Onondaga County Executive Ryan McMahon says his office continues what he calls an unwavering commitment to the health of the community, especially mental health.  He highlighted progress and some new initiatives at his state of the county address Thursday evening. 

McMahon told the crowd gathered at East Syracuse-Minoa high school that the $20 million the county has poured into school-based mental health services is paying off in terms of lives saved. School district officials from across the county attested to that in a produced video highlighting the success of the programs and interventions. McMahon says a $3.75 million federal grant will further bolster those efforts, as well as a new suicide prevention training program for all school personnel in the next school year.
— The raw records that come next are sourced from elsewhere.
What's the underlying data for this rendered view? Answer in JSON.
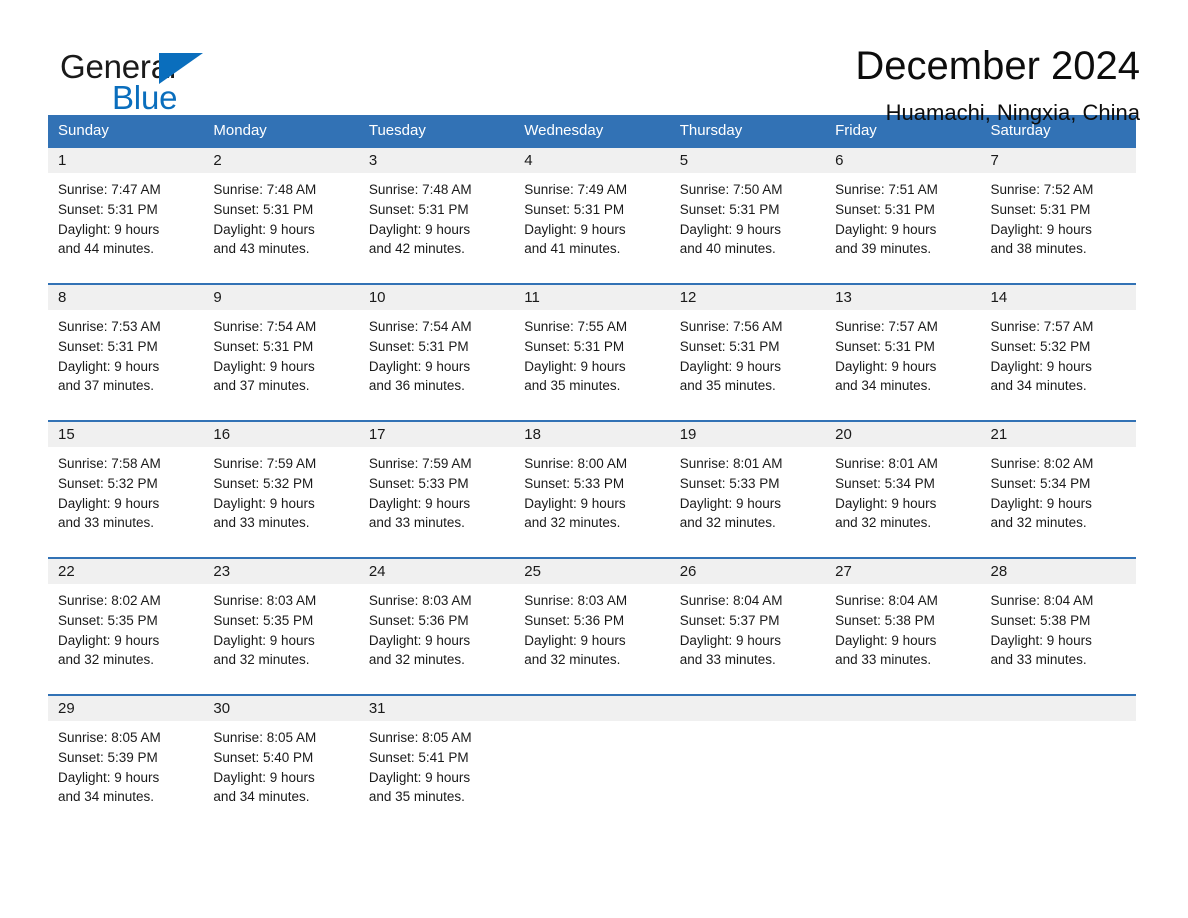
{
  "brand": {
    "name_part1": "General",
    "name_part2": "Blue",
    "logo_icon": "triangle-logo-icon",
    "accent_color": "#0a6ebd"
  },
  "header": {
    "title": "December 2024",
    "location": "Huamachi, Ningxia, China"
  },
  "calendar": {
    "header_bg": "#3272b5",
    "daynum_bg": "#f0f0f0",
    "weekday_headers": [
      "Sunday",
      "Monday",
      "Tuesday",
      "Wednesday",
      "Thursday",
      "Friday",
      "Saturday"
    ],
    "weeks": [
      [
        {
          "day": "1",
          "sunrise": "Sunrise: 7:47 AM",
          "sunset": "Sunset: 5:31 PM",
          "daylight_1": "Daylight: 9 hours",
          "daylight_2": "and 44 minutes."
        },
        {
          "day": "2",
          "sunrise": "Sunrise: 7:48 AM",
          "sunset": "Sunset: 5:31 PM",
          "daylight_1": "Daylight: 9 hours",
          "daylight_2": "and 43 minutes."
        },
        {
          "day": "3",
          "sunrise": "Sunrise: 7:48 AM",
          "sunset": "Sunset: 5:31 PM",
          "daylight_1": "Daylight: 9 hours",
          "daylight_2": "and 42 minutes."
        },
        {
          "day": "4",
          "sunrise": "Sunrise: 7:49 AM",
          "sunset": "Sunset: 5:31 PM",
          "daylight_1": "Daylight: 9 hours",
          "daylight_2": "and 41 minutes."
        },
        {
          "day": "5",
          "sunrise": "Sunrise: 7:50 AM",
          "sunset": "Sunset: 5:31 PM",
          "daylight_1": "Daylight: 9 hours",
          "daylight_2": "and 40 minutes."
        },
        {
          "day": "6",
          "sunrise": "Sunrise: 7:51 AM",
          "sunset": "Sunset: 5:31 PM",
          "daylight_1": "Daylight: 9 hours",
          "daylight_2": "and 39 minutes."
        },
        {
          "day": "7",
          "sunrise": "Sunrise: 7:52 AM",
          "sunset": "Sunset: 5:31 PM",
          "daylight_1": "Daylight: 9 hours",
          "daylight_2": "and 38 minutes."
        }
      ],
      [
        {
          "day": "8",
          "sunrise": "Sunrise: 7:53 AM",
          "sunset": "Sunset: 5:31 PM",
          "daylight_1": "Daylight: 9 hours",
          "daylight_2": "and 37 minutes."
        },
        {
          "day": "9",
          "sunrise": "Sunrise: 7:54 AM",
          "sunset": "Sunset: 5:31 PM",
          "daylight_1": "Daylight: 9 hours",
          "daylight_2": "and 37 minutes."
        },
        {
          "day": "10",
          "sunrise": "Sunrise: 7:54 AM",
          "sunset": "Sunset: 5:31 PM",
          "daylight_1": "Daylight: 9 hours",
          "daylight_2": "and 36 minutes."
        },
        {
          "day": "11",
          "sunrise": "Sunrise: 7:55 AM",
          "sunset": "Sunset: 5:31 PM",
          "daylight_1": "Daylight: 9 hours",
          "daylight_2": "and 35 minutes."
        },
        {
          "day": "12",
          "sunrise": "Sunrise: 7:56 AM",
          "sunset": "Sunset: 5:31 PM",
          "daylight_1": "Daylight: 9 hours",
          "daylight_2": "and 35 minutes."
        },
        {
          "day": "13",
          "sunrise": "Sunrise: 7:57 AM",
          "sunset": "Sunset: 5:31 PM",
          "daylight_1": "Daylight: 9 hours",
          "daylight_2": "and 34 minutes."
        },
        {
          "day": "14",
          "sunrise": "Sunrise: 7:57 AM",
          "sunset": "Sunset: 5:32 PM",
          "daylight_1": "Daylight: 9 hours",
          "daylight_2": "and 34 minutes."
        }
      ],
      [
        {
          "day": "15",
          "sunrise": "Sunrise: 7:58 AM",
          "sunset": "Sunset: 5:32 PM",
          "daylight_1": "Daylight: 9 hours",
          "daylight_2": "and 33 minutes."
        },
        {
          "day": "16",
          "sunrise": "Sunrise: 7:59 AM",
          "sunset": "Sunset: 5:32 PM",
          "daylight_1": "Daylight: 9 hours",
          "daylight_2": "and 33 minutes."
        },
        {
          "day": "17",
          "sunrise": "Sunrise: 7:59 AM",
          "sunset": "Sunset: 5:33 PM",
          "daylight_1": "Daylight: 9 hours",
          "daylight_2": "and 33 minutes."
        },
        {
          "day": "18",
          "sunrise": "Sunrise: 8:00 AM",
          "sunset": "Sunset: 5:33 PM",
          "daylight_1": "Daylight: 9 hours",
          "daylight_2": "and 32 minutes."
        },
        {
          "day": "19",
          "sunrise": "Sunrise: 8:01 AM",
          "sunset": "Sunset: 5:33 PM",
          "daylight_1": "Daylight: 9 hours",
          "daylight_2": "and 32 minutes."
        },
        {
          "day": "20",
          "sunrise": "Sunrise: 8:01 AM",
          "sunset": "Sunset: 5:34 PM",
          "daylight_1": "Daylight: 9 hours",
          "daylight_2": "and 32 minutes."
        },
        {
          "day": "21",
          "sunrise": "Sunrise: 8:02 AM",
          "sunset": "Sunset: 5:34 PM",
          "daylight_1": "Daylight: 9 hours",
          "daylight_2": "and 32 minutes."
        }
      ],
      [
        {
          "day": "22",
          "sunrise": "Sunrise: 8:02 AM",
          "sunset": "Sunset: 5:35 PM",
          "daylight_1": "Daylight: 9 hours",
          "daylight_2": "and 32 minutes."
        },
        {
          "day": "23",
          "sunrise": "Sunrise: 8:03 AM",
          "sunset": "Sunset: 5:35 PM",
          "daylight_1": "Daylight: 9 hours",
          "daylight_2": "and 32 minutes."
        },
        {
          "day": "24",
          "sunrise": "Sunrise: 8:03 AM",
          "sunset": "Sunset: 5:36 PM",
          "daylight_1": "Daylight: 9 hours",
          "daylight_2": "and 32 minutes."
        },
        {
          "day": "25",
          "sunrise": "Sunrise: 8:03 AM",
          "sunset": "Sunset: 5:36 PM",
          "daylight_1": "Daylight: 9 hours",
          "daylight_2": "and 32 minutes."
        },
        {
          "day": "26",
          "sunrise": "Sunrise: 8:04 AM",
          "sunset": "Sunset: 5:37 PM",
          "daylight_1": "Daylight: 9 hours",
          "daylight_2": "and 33 minutes."
        },
        {
          "day": "27",
          "sunrise": "Sunrise: 8:04 AM",
          "sunset": "Sunset: 5:38 PM",
          "daylight_1": "Daylight: 9 hours",
          "daylight_2": "and 33 minutes."
        },
        {
          "day": "28",
          "sunrise": "Sunrise: 8:04 AM",
          "sunset": "Sunset: 5:38 PM",
          "daylight_1": "Daylight: 9 hours",
          "daylight_2": "and 33 minutes."
        }
      ],
      [
        {
          "day": "29",
          "sunrise": "Sunrise: 8:05 AM",
          "sunset": "Sunset: 5:39 PM",
          "daylight_1": "Daylight: 9 hours",
          "daylight_2": "and 34 minutes."
        },
        {
          "day": "30",
          "sunrise": "Sunrise: 8:05 AM",
          "sunset": "Sunset: 5:40 PM",
          "daylight_1": "Daylight: 9 hours",
          "daylight_2": "and 34 minutes."
        },
        {
          "day": "31",
          "sunrise": "Sunrise: 8:05 AM",
          "sunset": "Sunset: 5:41 PM",
          "daylight_1": "Daylight: 9 hours",
          "daylight_2": "and 35 minutes."
        },
        {
          "day": "",
          "sunrise": "",
          "sunset": "",
          "daylight_1": "",
          "daylight_2": ""
        },
        {
          "day": "",
          "sunrise": "",
          "sunset": "",
          "daylight_1": "",
          "daylight_2": ""
        },
        {
          "day": "",
          "sunrise": "",
          "sunset": "",
          "daylight_1": "",
          "daylight_2": ""
        },
        {
          "day": "",
          "sunrise": "",
          "sunset": "",
          "daylight_1": "",
          "daylight_2": ""
        }
      ]
    ]
  }
}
“This will be very holistic as it will be intended for all school personnel who come in contact with our children from the teacher to administrators to the bus driver and custodial staff," McMahon said. "No one knows who might be the pivotal contact the child has that could prevent tragedy, so we all need to know the signs when someone is struggling.”

The training will be sponsored by businessman Vinny Lobdell, whose brother Rusty committed suicide at age 19. (Anyone needing immediate help can call or text the suicide and crisis lifeline 988.)

Often tied to mental health challenges is opioid addiction. McMahon is now seeking proposals for the second round settlement funds, which totals $2.5 million. This time, the focus will be on housing.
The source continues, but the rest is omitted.